Bon – ch’sais que j’m’écarte un peu de c’que ch’fais d’habitude : Éros et Psyché, c’t’un mythe célèbre d’la mythologie grecque, pas une histoire vraie. Mais tsé, écrire, ch’fais ça pour le fun avant toute, pis là, j’avais besoin de m’armonter le moral. Faique voilà. Ch’pense que vous allez aimer ça pareil. Pis j’oublie pas les aventures à Sophie-Dorothée, promis.

(D’après Apulée, Les Métamorphoses ou l’Âne d’or)

William-Adolphe Bouguereau, Psyché

Y’était une fois un roi pis une reine qui avaient trois filles, toutes pas mal pétards. Entécas, les deux plus vieilles étaient pas mal belles, pis on manquait pas d’mots pour les décrire : sublimes, exquises, équipées pour veiller tard. Mais la plus jeune, oupelaï! Aussi ben sacrer l’dictionnaire dans l’feu. Même les plus grandes gueules du royaume, en la voyant, s’artrouvaient à bafouiller des ourf pis des fiarf pis à baver à terre.

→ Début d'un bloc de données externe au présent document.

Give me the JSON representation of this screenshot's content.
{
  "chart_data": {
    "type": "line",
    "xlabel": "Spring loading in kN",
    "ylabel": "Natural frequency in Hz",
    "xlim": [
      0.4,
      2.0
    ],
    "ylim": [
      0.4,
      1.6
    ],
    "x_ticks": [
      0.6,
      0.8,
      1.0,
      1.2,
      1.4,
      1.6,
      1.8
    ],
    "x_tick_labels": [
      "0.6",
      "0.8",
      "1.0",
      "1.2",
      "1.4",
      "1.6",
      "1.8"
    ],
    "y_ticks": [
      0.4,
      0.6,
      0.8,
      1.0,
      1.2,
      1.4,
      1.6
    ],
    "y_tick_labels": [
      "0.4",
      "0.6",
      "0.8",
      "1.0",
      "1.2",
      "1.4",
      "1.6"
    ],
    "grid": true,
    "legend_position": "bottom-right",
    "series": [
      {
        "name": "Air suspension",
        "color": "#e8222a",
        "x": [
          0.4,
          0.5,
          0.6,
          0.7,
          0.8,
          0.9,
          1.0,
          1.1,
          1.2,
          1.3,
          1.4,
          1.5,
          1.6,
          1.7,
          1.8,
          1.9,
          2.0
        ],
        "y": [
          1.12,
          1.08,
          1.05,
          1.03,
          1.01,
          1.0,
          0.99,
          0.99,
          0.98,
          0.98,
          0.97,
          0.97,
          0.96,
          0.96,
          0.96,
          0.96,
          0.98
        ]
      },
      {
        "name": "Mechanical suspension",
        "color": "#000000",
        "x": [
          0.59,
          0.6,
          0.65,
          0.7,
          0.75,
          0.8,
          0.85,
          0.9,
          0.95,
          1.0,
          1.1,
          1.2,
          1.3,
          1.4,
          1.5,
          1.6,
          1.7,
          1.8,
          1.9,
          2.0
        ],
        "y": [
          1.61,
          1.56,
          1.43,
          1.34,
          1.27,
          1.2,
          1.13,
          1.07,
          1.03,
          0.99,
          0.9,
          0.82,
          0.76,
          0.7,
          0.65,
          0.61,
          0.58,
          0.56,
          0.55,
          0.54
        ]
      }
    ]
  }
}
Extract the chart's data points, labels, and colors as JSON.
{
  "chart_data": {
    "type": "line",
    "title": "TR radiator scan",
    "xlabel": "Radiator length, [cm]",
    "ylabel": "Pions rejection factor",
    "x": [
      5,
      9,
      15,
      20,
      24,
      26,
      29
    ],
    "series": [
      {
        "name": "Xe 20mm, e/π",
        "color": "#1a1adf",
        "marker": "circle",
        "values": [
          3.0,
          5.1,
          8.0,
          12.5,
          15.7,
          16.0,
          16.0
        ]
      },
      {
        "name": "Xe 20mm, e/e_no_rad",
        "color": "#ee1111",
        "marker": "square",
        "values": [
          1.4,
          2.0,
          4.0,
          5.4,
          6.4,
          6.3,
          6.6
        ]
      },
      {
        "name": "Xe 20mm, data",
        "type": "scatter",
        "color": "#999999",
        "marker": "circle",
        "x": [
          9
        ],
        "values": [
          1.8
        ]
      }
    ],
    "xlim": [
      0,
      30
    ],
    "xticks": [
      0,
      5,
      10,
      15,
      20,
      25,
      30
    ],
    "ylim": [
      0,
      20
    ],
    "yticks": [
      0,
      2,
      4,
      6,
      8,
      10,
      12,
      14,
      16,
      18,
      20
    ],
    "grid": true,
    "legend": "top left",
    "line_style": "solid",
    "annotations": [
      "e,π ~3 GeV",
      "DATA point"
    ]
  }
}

La fille, Psyché de son p’tit nom, était TELLEMENT belle que l’monde venaient de partout pour la voir, comme si c’tait une déesse. Si a l’avait vécu aujourd’hui, a n’aurait eu, des abonnés su Instagram! A l’aurait faite une fortune à vendre des matelas en mousse mémoire pis des thés louches qui donnent le va-vite.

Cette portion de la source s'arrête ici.